Thirteen unrelated patients (males=6; females=7) were identified. Median age at time of rhabdomyolysis was 18 years (range, 2-47) and median duration between the first episode of rhabdomyolysis and molecular diagnosis was 2 years. Fukutin-related protein (FKRP) muscular dystrophy (n=6) was the most common diagnosis, followed by anoctaminopathy-5 (n=3), calpainopathy-3 (n=2) and dystrophinopathy (n=2). Four patients experienced recurrent rhabdomyolysis. Eight patients were asymptomatic and 3 reported myalgia and exercise intolerance prior to the rhabdomyolysis. Exercise (n=6) and fever (n=4) were common triggers; rhabdomyolysis was unprovoked in 3 patients. Twelve patients required hospitalization. Baseline CK levels were elevated in all patients (median 1200 IU/L; range, 600-3600).

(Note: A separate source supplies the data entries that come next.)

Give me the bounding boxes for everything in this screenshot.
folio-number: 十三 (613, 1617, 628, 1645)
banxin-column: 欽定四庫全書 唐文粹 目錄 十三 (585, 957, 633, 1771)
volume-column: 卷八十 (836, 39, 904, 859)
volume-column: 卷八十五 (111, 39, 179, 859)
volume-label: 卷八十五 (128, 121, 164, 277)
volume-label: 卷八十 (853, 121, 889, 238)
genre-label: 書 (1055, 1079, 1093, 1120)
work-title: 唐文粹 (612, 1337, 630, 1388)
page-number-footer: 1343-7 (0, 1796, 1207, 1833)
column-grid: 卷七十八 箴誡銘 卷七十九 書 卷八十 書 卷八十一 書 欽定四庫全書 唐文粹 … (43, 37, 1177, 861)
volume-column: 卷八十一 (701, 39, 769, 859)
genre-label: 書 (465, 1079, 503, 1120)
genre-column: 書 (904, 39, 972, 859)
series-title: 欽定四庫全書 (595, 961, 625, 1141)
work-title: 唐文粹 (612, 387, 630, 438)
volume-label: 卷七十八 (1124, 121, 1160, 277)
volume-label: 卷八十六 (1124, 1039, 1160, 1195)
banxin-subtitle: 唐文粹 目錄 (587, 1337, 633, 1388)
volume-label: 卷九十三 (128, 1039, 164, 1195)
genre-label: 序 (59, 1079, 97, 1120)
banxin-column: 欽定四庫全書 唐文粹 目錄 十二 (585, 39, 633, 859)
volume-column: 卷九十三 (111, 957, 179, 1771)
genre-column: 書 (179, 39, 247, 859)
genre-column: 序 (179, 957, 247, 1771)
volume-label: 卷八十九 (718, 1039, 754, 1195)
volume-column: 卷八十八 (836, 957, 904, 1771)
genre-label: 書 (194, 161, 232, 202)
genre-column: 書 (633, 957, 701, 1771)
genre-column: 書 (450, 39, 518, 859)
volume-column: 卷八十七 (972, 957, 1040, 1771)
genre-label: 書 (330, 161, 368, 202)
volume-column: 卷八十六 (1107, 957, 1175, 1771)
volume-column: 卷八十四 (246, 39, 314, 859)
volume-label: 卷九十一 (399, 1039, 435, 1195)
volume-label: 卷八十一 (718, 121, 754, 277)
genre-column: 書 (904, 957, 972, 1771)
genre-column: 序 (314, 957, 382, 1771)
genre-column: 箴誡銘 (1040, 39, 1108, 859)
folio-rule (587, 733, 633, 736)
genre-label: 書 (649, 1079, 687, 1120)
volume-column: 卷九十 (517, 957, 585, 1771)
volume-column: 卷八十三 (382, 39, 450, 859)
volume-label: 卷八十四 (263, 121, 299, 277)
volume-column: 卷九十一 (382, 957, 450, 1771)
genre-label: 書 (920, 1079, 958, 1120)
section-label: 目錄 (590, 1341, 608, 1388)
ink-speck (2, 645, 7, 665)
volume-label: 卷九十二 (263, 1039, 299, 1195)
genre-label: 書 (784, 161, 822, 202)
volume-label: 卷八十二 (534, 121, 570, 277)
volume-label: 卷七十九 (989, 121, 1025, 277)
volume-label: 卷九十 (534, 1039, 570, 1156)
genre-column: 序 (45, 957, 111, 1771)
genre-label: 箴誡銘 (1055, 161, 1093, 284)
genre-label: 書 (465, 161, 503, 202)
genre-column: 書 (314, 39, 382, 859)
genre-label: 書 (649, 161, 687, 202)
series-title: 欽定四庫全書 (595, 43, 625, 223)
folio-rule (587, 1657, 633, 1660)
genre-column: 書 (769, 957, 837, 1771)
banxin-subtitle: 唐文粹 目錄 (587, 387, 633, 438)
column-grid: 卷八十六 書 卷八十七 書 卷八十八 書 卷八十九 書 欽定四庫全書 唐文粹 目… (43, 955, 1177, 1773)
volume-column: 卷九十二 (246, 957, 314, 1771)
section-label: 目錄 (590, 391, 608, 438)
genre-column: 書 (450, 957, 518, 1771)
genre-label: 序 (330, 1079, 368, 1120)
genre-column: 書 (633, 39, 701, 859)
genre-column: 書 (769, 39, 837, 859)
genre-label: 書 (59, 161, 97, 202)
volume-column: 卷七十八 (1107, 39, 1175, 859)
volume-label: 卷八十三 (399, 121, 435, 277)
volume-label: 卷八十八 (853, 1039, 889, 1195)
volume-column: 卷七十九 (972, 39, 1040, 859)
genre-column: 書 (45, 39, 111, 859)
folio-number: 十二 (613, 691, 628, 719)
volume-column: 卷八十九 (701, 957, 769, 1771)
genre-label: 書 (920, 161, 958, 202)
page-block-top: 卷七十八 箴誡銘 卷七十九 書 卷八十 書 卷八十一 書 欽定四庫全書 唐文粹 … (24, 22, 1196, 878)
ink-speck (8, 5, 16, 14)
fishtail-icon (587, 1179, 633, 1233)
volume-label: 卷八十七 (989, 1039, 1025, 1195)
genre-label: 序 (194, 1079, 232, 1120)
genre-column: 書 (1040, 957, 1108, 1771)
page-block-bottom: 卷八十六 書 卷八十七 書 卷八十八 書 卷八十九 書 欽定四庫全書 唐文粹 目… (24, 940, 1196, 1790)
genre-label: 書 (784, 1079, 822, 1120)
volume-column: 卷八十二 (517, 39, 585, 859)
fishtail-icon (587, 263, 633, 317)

Muscular dystrophies can present with rhabdomyolysis; FKRP mutations are particularly frequent in causing such complication. A persistently elevated CK level in patients with rhabdomyolysis warrants consideration for underlying muscular dystrophy.
横纹肌溶解症是一种由多种病因引起的潜在危及生命的疾病。在临床实践中,横纹肌溶解症与肌肉营养不良之间的关联未得到充分认识。
识别起病时或主要特征为横纹肌溶解症的肌肉营养不良症。
我们回顾性分析了基因确诊的肌肉营养不良症患者的临床和实验室数据,这些患者以横纹肌溶解症为主要临床表现。
共确定了13例无亲缘关系的患者(男性6例;女性7例)。横纹肌溶解症发生时的中位年龄为18岁(范围2 - 47岁),横纹肌溶解症首次发作与分子诊断之间的中位时间为2年。福库汀相关蛋白(FKRP)肌肉营养不良症(n = 6)是最常见的诊断,其次是 anoctaminopathy - 5(n = 3)、钙蛋白酶病 - 3(n = 2)和肌营养不良蛋白病(n = 2)。4例患者经历了复发性横纹肌溶解症。8例患者无症状,3例在横纹肌溶解症发作前报告有肌痛和运动不耐受。运动(n = 6)和发热(n = 4)是常见诱因;3例患者的横纹肌溶解症无明显诱因。12例患者需要住院治疗。所有患者的基线肌酸激酶(CK)水平均升高(中位值1200 IU/L;范围600 - 3600)。
肌肉营养不良症可表现为横纹肌溶解症;FKRP突变在引起此类并发症方面尤为常见。横纹肌溶解症患者CK水平持续升高值得考虑潜在的肌肉营养不良症。